Welche Haltung vertritt die Bundesregierung zur Frage, inwiefern die bei Europol eingerichtete „Meldestelle für Internetinhalte“ (EU IRU) außer „salafistische“ oder „jihadistische“ auch „linksextremistische“ oder „rechtsextremistische“ Beiträge oder Accounts aufspüren und/oder bei Internetanbietern zur Entfernung melden könnte, auch wenn sie darauf verweist, dass für eine solche Erweiterung oder Schwerpunktverlagerung derzeit keine „Planungen“ existierten (Bundestagsdrucksache 18/10591, Frage 21), und welche „Verbesserungsvorschläge der Zusammenarbeit“ wurden bei einem Treffen beraten, zu dem Europol nach Abschluss des ersten Jahres des EU IRU-Wirkbetriebs im September 2016 Vertreter der EU-Mitgliedstaaten einlud (Frage 24)?
Welche Details kann die Bundesregierungen zu den Trägern, Beteiligten und Kosten weiterer Untersuchungen zur Miniaturisierung von elektrorheologischen Aktorsystemen unter Verwendung mikroelektrorheologischer Ventile mitteilen, wie sie bereits für schlangenförmige Landroboter gegen „Guerillas, Rebellen, Partisanen und Terroristen“ beforscht wurden und schließlich in einem positiven Studienbericht mündeten (vgl. Antwort der Bundesregierung auf die Schriftliche Frage 12 der Abgeordneten Inge Höger auf Bundestagsdrucksache 18/9729), und welche weiteren Fähigkeiten bzw. Funktionen für autonome, unbemannte Aufklärungssysteme lässt das Bundesministerium der Verteidigung derzeit an seinen Militärhochschulen beforschen?

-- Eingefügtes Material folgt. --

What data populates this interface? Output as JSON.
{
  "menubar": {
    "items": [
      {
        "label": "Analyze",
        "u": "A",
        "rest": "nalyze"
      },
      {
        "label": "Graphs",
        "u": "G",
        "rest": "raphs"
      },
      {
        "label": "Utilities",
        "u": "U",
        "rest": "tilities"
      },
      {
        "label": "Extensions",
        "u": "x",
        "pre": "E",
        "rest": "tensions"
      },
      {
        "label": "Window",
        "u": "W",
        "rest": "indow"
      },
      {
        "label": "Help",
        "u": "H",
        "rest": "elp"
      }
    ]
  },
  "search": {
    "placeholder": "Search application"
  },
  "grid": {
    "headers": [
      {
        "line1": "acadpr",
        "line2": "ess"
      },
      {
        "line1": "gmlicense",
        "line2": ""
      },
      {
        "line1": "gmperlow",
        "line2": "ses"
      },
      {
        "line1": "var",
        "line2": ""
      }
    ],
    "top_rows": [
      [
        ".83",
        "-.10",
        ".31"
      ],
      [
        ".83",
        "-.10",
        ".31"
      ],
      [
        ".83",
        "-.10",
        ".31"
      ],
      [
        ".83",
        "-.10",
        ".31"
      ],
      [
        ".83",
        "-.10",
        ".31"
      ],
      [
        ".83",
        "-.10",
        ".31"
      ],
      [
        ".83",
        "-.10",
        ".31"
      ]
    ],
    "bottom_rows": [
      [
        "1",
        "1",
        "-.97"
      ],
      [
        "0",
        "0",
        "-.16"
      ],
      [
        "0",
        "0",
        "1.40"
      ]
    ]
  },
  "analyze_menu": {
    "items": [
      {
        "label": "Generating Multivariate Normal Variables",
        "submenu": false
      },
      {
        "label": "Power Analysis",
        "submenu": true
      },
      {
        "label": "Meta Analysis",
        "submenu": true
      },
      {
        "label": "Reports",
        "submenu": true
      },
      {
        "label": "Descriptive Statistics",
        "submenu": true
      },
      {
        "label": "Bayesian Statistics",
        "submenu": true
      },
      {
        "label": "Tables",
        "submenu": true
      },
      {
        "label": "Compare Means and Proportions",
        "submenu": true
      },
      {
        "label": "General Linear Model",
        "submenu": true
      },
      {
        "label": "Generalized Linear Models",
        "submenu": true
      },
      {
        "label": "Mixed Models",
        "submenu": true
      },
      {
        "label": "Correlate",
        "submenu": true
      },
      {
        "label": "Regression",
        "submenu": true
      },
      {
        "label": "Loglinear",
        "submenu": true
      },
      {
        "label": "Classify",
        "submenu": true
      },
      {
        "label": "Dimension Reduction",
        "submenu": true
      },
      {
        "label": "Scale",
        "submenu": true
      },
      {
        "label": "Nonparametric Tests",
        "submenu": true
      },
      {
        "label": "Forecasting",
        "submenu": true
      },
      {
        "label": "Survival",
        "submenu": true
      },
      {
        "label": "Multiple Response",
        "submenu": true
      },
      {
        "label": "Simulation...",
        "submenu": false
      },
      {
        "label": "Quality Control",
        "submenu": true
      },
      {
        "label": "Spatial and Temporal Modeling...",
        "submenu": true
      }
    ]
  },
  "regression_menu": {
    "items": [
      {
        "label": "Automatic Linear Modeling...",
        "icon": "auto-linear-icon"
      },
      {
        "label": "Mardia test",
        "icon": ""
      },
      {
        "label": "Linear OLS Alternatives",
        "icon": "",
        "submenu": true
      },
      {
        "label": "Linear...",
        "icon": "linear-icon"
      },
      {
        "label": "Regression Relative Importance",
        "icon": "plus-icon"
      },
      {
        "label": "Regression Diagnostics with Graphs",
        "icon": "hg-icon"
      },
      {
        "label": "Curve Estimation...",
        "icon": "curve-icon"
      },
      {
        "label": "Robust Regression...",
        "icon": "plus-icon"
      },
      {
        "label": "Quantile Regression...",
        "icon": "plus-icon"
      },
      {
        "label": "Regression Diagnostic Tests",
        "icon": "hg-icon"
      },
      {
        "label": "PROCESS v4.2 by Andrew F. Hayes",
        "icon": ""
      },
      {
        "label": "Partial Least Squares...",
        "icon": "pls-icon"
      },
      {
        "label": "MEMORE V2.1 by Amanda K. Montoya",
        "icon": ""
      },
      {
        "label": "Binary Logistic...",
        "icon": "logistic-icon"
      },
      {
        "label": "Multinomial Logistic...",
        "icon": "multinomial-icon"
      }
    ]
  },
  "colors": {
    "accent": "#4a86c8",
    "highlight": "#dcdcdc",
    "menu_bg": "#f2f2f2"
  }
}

Wann sollen die neuen Luft-, See- oder Landfahrzeuge für die Bundespolizei (und sofern zutreffend, auch für das Bundeskriminalamt) fertiggestellt bzw. ausgeliefert werden (Pressemitteilung des Bundesministeriums des Innern vom 11. November 2016, bitte für die Fahrzeugtypen jeweils einzeln ausweisen), und inwiefern werden vom Bundesministerium des Innern auch Bundesländer bei der Beschaffung neuer Fahrzeuge unterstützt (Der Spiegel vom 15. November 2016 „Hamburger Polizei bekommt Panzerwagen und Gewehre“, bitte ebenfalls die einzelnen Fahrzeugtypen ausweisen und den Bundesländern zuordnen)?
Welche weiter gehenden Angaben wurden von US-amerikanischer Seite bis heute insbesondere dazu gemacht, dass von der Basis in Ramstein eine Reihe weiterer Aufgaben unterstützt werden, darunter die Planung, Überwachung und Auswertung von zugewiesenen Luftoperationen (vergleiche Antwort der Bundesregierung auf meine mündliche Frage 16, Plenarprotokoll 18/205 vom 30. November 2016), und inwiefern wurde gegenüber der Bundesregierung dargelegt, ob es sich bei solchen Luftoperationen in den Aufgabengebieten des AFRICOM auch um Einsätze mit bewaffneten Drohnen handelt?
Welche weiteren Details sind der Bundesregierung zu Medienberichten bekannt, wonach auch die Türkei nunmehr Kampfdrohnen einsetzt, um damit im Inland sowie im Nordirak Stellungen kurdischer Kämpfer zu bombardieren (http://aa.com.tr vom 10. November 2016, „Aerial drones kill 19 PKK terrorists in SE Turkey“), und inwiefern stellen diese Angriffe, die aus meiner Sicht womöglich am Rande der Operationen der Bundeswehr bzw. anderer NATO-Kräfte erfolgt sein könnten, aus Sicht der Bundesregierung eine Verletzung des Völkerrechts oder der Menschenrechte dar?